Unfortunately, there is a growing cabal of ‘runners’ these days who is trying to fundamentally challenge what is means to run a marathon and are trying to change the long-held wisdom dictating that running a marathon means averaging a pace that above walking speeds (note: for purposes of this post, I will define above walking speeds at a 13 minute/mile which is the point at which turn from fast walking to slow running) . Unlike barefoot running, where at least there is running being done, this new outgrowth of runners , led by such people as the New York Times’ Tara Parker-Pope, is trying to argue that, “covering the 26.2 miles is the crux of the accomplishment [completing a marathon], no matter the pace. They say that marathons inspire people to get off their couches, if only to cross off an item on the Things to Do Before I Die list”.

In Plodders Have A Place, But Is It In A Marathon, the New York Times' Juliet Macur discusses this growing group of incredibly slow participants in marathons and questions whether they add to or detract from one’s overall marathon experience. Having trained for months on end and having fought through pain, weather and even more pain, many people who have finished a marathon in a running pace find that those people who finish marathons with times in excess of 6 hours (and slower average pace than 13 minutes per mile) are diminishing the accomplishment that goes along with running a marathon. Succinctly summarizing the views of the real runners, Adrienne Wald, the women’s cross-country coach at the College of New Rochelle, who ran her first marathon in 1984 told Marcus that, “It’s a joke to run a marathon by walking every other mile or by finishing in six, seven, eight hours…It used to be that running a marathon was worth something — there used to be a pride saying that you ran a marathon, but not anymore. Now it’s, ‘How low is the bar?’”

For the sake of full disclosure, I'm happy to admit that, at times, I too have walked along a marathon course. But the difference between me and people like Tara Parker-Pope is that I never actually plan to walk and can guarantee that, were I still on the marathon course after the 6-hour mark, I would stop and go home. In a past post, I actually commented on the uselessness of walking a marathon. A marathon is a test of endurance and, more to the point, is a running test. It is not a walkathon and anybody who thinks differently is most likely one of these people who finishes a marathon well past the 6-hour point.

One of the best parts of a marathon is the incredible pain one feels the day after having run those 26.2 miles. That pain is a reminder of the incredible accomplishment just completed. It is a reminder of the months dedicated to training the body.
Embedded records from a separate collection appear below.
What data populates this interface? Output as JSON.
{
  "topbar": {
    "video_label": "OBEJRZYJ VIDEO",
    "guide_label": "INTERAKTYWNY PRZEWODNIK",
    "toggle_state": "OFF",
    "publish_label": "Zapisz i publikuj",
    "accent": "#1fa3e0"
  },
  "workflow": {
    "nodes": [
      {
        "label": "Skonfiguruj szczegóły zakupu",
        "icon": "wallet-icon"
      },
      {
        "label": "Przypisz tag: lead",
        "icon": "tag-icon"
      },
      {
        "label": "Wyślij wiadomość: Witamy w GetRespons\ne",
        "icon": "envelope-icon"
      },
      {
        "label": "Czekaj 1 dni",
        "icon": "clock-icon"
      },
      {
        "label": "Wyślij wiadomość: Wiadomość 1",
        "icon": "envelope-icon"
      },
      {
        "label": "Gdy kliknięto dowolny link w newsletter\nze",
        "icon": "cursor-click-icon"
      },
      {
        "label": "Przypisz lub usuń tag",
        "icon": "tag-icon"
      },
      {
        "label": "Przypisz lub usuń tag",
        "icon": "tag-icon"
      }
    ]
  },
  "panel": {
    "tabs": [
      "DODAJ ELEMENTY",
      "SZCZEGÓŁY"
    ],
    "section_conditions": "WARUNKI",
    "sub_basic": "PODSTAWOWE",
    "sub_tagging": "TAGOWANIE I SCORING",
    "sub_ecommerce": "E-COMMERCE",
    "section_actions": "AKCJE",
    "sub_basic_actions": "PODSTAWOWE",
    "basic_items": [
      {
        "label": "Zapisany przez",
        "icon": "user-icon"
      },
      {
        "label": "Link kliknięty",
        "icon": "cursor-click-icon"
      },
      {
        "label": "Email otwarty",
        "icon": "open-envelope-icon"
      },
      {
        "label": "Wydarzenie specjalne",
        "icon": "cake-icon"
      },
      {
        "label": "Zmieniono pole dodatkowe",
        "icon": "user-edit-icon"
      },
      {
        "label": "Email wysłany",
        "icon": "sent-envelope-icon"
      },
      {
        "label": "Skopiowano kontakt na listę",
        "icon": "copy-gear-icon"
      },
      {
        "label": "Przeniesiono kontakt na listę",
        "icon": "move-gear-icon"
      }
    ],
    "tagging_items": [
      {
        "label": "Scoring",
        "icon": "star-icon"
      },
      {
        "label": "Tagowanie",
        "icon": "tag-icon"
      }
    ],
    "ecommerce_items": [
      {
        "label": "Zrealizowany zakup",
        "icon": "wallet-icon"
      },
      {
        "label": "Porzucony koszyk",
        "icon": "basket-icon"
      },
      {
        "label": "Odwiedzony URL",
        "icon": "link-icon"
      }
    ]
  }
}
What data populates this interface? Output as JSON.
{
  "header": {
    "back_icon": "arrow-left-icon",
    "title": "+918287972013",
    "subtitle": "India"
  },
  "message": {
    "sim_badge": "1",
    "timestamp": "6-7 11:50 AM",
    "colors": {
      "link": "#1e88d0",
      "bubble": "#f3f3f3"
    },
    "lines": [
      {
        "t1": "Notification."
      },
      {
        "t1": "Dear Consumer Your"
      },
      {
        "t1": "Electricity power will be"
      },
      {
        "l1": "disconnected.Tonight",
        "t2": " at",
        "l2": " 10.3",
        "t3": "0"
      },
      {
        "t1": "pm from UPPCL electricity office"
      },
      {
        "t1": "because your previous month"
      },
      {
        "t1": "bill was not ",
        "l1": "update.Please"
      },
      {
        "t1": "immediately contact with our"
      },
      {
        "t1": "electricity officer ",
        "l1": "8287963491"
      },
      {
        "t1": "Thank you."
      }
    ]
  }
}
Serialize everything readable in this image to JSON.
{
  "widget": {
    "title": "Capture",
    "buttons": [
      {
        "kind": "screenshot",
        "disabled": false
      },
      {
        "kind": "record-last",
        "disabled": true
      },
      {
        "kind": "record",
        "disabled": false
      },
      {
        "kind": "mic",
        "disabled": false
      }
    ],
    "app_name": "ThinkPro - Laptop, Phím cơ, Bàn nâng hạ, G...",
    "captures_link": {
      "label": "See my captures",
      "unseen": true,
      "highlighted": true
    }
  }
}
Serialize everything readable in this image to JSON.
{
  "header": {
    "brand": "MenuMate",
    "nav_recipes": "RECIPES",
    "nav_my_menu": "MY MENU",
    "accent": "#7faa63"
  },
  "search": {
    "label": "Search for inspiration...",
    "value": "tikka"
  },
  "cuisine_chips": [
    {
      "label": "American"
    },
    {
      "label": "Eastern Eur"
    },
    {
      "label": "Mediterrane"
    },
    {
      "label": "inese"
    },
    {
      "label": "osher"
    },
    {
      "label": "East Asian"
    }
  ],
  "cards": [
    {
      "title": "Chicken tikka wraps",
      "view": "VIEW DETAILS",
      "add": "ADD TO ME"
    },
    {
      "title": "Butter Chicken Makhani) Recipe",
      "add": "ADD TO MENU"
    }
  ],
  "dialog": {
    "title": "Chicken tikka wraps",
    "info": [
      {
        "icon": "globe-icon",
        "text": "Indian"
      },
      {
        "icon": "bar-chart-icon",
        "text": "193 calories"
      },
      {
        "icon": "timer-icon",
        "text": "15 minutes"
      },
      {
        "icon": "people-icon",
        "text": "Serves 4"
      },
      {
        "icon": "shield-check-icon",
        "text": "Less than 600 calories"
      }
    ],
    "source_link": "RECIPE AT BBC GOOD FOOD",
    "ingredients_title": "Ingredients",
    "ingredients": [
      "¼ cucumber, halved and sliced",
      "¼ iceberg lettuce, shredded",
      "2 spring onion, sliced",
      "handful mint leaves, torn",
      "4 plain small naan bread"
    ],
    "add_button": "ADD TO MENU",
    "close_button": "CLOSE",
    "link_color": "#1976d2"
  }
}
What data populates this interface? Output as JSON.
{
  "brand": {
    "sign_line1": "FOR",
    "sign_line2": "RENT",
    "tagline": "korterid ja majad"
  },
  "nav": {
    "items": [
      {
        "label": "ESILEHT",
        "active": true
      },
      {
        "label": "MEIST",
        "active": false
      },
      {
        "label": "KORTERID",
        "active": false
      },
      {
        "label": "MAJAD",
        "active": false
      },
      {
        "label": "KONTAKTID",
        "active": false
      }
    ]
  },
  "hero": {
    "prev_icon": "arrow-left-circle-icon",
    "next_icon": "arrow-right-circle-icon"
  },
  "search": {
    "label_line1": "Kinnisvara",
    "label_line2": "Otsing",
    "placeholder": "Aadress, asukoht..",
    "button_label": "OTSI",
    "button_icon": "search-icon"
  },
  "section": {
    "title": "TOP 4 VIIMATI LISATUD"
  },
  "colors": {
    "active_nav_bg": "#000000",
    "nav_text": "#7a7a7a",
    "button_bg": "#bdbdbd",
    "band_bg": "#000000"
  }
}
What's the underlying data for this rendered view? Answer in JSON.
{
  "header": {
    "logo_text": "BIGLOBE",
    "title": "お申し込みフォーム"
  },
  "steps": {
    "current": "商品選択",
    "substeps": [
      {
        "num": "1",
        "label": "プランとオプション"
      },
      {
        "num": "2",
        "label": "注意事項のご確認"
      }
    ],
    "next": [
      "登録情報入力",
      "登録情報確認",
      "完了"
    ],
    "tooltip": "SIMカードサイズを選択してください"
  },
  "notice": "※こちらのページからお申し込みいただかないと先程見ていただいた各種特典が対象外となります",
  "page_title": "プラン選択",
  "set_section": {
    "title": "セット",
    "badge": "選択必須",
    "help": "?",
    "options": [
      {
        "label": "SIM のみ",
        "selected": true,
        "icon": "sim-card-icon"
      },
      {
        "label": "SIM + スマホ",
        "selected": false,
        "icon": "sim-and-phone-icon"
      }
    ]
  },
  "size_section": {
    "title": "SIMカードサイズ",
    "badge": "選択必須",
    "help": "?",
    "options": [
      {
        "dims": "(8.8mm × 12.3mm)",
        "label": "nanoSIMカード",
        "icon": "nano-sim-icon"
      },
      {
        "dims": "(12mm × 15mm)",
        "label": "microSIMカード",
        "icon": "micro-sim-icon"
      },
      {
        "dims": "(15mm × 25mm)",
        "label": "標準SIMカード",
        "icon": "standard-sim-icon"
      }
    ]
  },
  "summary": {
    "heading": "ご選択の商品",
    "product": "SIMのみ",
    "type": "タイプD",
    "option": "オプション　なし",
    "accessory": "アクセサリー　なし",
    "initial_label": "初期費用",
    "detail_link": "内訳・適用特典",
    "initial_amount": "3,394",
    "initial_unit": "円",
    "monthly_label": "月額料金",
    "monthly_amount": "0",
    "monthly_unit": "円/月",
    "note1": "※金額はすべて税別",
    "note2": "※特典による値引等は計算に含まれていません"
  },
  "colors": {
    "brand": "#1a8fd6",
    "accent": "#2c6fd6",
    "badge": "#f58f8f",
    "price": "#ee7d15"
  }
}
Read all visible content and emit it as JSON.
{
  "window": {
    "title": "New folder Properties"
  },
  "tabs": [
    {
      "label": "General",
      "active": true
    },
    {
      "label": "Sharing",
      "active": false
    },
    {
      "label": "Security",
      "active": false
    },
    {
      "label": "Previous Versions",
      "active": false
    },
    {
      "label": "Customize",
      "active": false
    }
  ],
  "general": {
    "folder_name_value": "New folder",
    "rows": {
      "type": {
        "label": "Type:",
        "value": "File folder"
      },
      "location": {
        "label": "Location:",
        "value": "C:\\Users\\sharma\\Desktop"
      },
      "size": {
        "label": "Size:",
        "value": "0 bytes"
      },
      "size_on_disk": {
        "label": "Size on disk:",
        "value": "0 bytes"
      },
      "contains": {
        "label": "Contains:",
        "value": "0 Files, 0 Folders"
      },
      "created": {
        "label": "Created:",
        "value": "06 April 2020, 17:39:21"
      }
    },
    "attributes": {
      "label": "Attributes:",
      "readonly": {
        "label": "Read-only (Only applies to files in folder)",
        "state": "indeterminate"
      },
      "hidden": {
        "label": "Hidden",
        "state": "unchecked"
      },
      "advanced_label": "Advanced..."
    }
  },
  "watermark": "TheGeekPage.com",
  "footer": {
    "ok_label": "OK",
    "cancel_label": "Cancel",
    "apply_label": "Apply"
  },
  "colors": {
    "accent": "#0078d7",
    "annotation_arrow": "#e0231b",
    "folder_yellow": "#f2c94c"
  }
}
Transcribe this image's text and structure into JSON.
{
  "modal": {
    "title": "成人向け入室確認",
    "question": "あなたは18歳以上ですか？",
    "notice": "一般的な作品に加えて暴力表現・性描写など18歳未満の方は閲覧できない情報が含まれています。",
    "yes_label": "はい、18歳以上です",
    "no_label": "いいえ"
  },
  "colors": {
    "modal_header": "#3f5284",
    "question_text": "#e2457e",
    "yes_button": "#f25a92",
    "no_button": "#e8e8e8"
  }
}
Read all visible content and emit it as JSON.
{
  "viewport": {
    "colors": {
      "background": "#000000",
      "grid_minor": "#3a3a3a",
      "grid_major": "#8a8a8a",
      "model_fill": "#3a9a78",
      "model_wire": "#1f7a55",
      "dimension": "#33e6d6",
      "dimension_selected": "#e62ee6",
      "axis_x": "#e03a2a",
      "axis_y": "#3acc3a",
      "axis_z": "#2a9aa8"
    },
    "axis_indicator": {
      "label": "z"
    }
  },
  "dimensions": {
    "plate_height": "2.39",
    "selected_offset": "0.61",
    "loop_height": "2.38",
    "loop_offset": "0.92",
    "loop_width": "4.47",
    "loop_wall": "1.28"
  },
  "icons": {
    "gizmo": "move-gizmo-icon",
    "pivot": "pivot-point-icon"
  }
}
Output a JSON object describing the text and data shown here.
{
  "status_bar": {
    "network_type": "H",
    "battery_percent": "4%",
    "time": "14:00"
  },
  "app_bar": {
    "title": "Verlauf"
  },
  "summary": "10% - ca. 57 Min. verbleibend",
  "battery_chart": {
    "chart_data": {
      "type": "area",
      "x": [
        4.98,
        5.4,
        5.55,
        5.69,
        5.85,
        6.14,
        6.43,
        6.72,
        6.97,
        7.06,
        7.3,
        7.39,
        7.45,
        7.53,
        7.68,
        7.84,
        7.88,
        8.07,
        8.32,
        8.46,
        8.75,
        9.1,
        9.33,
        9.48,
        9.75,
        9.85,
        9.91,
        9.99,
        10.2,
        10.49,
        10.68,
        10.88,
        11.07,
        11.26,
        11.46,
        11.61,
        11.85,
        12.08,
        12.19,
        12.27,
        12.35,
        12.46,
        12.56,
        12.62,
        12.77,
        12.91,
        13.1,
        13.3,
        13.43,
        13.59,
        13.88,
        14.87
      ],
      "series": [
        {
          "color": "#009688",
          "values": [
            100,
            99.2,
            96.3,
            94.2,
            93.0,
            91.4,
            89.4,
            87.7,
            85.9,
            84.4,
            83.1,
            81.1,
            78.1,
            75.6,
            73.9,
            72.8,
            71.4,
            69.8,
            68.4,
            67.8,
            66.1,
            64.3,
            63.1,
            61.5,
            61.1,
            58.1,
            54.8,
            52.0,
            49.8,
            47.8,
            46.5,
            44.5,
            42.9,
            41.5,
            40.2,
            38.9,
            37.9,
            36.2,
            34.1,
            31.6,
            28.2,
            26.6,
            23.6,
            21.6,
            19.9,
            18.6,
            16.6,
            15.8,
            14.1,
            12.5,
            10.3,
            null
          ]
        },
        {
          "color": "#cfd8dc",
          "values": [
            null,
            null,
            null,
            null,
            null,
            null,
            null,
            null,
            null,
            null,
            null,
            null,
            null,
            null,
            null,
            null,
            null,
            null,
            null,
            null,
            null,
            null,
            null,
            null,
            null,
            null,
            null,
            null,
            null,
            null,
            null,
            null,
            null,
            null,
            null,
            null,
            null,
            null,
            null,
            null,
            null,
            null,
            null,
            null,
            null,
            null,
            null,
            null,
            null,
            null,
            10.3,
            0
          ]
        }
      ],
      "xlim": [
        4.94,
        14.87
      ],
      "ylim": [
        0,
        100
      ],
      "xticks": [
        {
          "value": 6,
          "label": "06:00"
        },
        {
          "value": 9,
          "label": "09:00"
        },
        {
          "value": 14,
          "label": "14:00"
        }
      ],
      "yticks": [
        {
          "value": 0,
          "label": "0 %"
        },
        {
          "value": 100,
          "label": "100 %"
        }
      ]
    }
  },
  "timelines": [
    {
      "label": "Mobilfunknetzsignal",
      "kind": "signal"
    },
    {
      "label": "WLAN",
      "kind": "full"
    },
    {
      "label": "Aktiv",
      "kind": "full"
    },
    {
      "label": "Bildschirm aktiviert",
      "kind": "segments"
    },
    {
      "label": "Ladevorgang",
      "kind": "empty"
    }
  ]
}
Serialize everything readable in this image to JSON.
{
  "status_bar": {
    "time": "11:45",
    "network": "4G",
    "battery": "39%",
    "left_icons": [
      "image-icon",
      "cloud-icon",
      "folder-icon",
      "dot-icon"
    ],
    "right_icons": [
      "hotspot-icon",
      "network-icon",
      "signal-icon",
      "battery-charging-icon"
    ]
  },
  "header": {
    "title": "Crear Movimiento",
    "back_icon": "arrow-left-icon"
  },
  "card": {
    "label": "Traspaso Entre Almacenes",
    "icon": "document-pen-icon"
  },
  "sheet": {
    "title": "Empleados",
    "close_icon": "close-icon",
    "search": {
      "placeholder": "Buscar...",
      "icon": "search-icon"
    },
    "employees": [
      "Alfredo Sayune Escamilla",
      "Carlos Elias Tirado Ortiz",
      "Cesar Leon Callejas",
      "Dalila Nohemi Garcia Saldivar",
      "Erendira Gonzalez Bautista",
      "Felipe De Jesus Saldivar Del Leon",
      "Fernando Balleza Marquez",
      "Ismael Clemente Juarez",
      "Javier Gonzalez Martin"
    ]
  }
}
It is a pain that must be earned.

As the old saying goes, 'no pain, no gain.' These so-called plodders can preach (without the post-marathon pain, of course) until their blue in the face that, no matter how long they took to complete a marathon, they too have accomplished the same feat as the runner who took 3-hours to finish it. The same as even the runner who took 4 and 5 hours to finish. But no matter how much they try to convince themselves and others, they have, in reality, gained nothing and wasted their days.